The second implication is not an equivalence: Consider $(\omega,\mathcal{P}_{\text{cf}}(\omega))$ where $\mathcal{P}_{\text{cf}}(\omega) = \{\emptyset\}\cup \{U\subseteq \omega: \omega\setminus U \text{ is finite}\}$. Let $S$ be the set of even numbers and $r:\omega \to S$ be defined by $2n\mapsto 2n$ and $2n+1 \mapsto 2n$ for all $n\in\omega$.  Then $S$ is a retract of $(\omega,\mathcal{P}_{\text{cf}}(\omega))$ but it is not closed. So the implication $T_{\textrm{rc}}\implies T_1$ is not an equivalence.
Question: Do we have $T_2 \Leftrightarrow T_{\text{rc}}$?
 A: Let $X$ be the rationals with their subspace topology, and $X^+=X\cup\{\infty\}$ be its one-point compactification.
Because $X$ is not locally compact, $X^+$ is not $T_2$.
The space $X^+$ has the property $T_{kc}$, that is, all compact subsets are closed.
We now show that all compact $T_{kc}$ spaces $K$ are $T_{rc}$. Let $A$ be a retract of $K$. Then $A$ is a continuous image of $K$, and therefore compact. By $T_{kc}$, $A$ is closed.
Therefore $X^+$ is a $T_{rc}$ space which is not $T_2$.
A: This is not a complete answer, just a possibly useful observation.
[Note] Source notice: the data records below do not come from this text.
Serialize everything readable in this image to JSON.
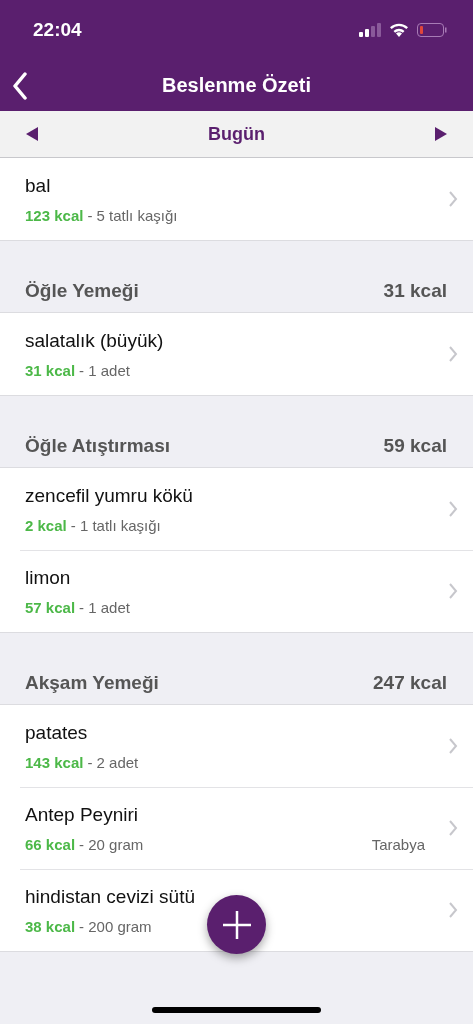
{
  "status_bar": {
    "time": "22:04"
  },
  "nav": {
    "title": "Beslenme Özeti"
  },
  "date_nav": {
    "label": "Bugün"
  },
  "sections": [
    {
      "items": [
        {
          "name": "bal",
          "kcal": "123 kcal",
          "amount": "- 5 tatlı kaşığı"
        }
      ]
    },
    {
      "title": "Öğle Yemeği",
      "total": "31 kcal",
      "items": [
        {
          "name": "salatalık (büyük)",
          "kcal": "31 kcal",
          "amount": "- 1 adet"
        }
      ]
    },
    {
      "title": "Öğle Atıştırması",
      "total": "59 kcal",
      "items": [
        {
          "name": "zencefil yumru kökü",
          "kcal": "2 kcal",
          "amount": "- 1 tatlı kaşığı"
        },
        {
          "name": "limon",
          "kcal": "57 kcal",
          "amount": "- 1 adet"
        }
      ]
    },
    {
      "title": "Akşam Yemeği",
      "total": "247 kcal",
      "items": [
        {
          "name": "patates",
          "kcal": "143 kcal",
          "amount": "- 2 adet"
        },
        {
          "name": "Antep Peyniri",
          "kcal": "66 kcal",
          "amount": "- 20 gram",
          "brand": "Tarabya"
        },
        {
          "name": "hindistan cevizi sütü",
          "kcal": "38 kcal",
          "amount": "- 200 gram"
        }
      ]
    }
  ]
}
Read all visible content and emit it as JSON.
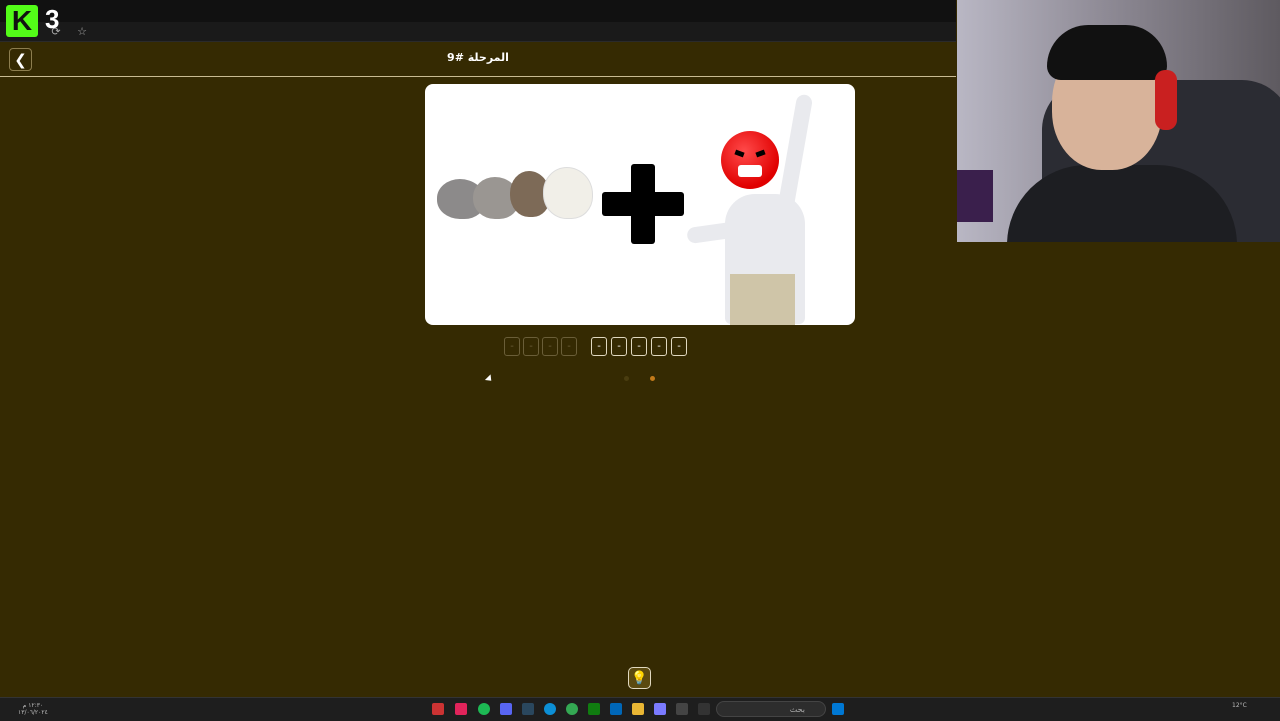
{
  "overlay": {
    "viewer_count": "3",
    "logo_letter": "K"
  },
  "browser": {
    "icons": [
      "reload-icon",
      "star-icon"
    ],
    "reload_glyph": "⟳",
    "star_glyph": "☆"
  },
  "header": {
    "back_glyph": "❮",
    "level_title": "المرحلة #9"
  },
  "answer": {
    "word1": [
      "-",
      "-",
      "-",
      "-"
    ],
    "word2": [
      "-",
      "-",
      "-",
      "-",
      "-"
    ]
  },
  "hint": {
    "glyph": "💡"
  },
  "taskbar": {
    "search_placeholder": "بحث",
    "tray_time": "١٢:٣٠ م",
    "tray_date": "١٣/٠٦/٢٠٢٤",
    "weather": "12°C"
  },
  "colors": {
    "background": "#352a02",
    "slot_border": "#e0d8c0",
    "accent_dot": "#c27a1a"
  }
}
Theorem: If the property $T_\mathrm{rc}$ is preserved by finite products then any $T_\mathrm{rc}$ space is $T_2$.
Proof.
Suppose $T_\mathrm{rc}$ is preserved by finite products and $X$ is $T_\mathrm{rc}$. By assumption $X \times X$ is also $T_\mathrm{rc}$, therefore its diagonal $\Delta_X = \{(x,y) \in X \times X \mid x = y\}$ is closed, as it is a retract of $X \times X$ by the map $(x,y) \mapsto (x,x)$. But a space is $T_2$ iff its diagonal is closed, so $X$ is $T_2$.
A: No. Let $X$ be a compactly generated Hausdorff space which fails to be locally compact at precisely one point. Now take the Alexandroff compactification of $X$, adding exactly one new point, whose neighborhoods have compact complement in $X$. The new space is not Hausdorff, but has the property that it is compact, and each compact subspace is closed. In general the image of a compact space is compact, and hence each retract of the new space is a closed subspace of itself.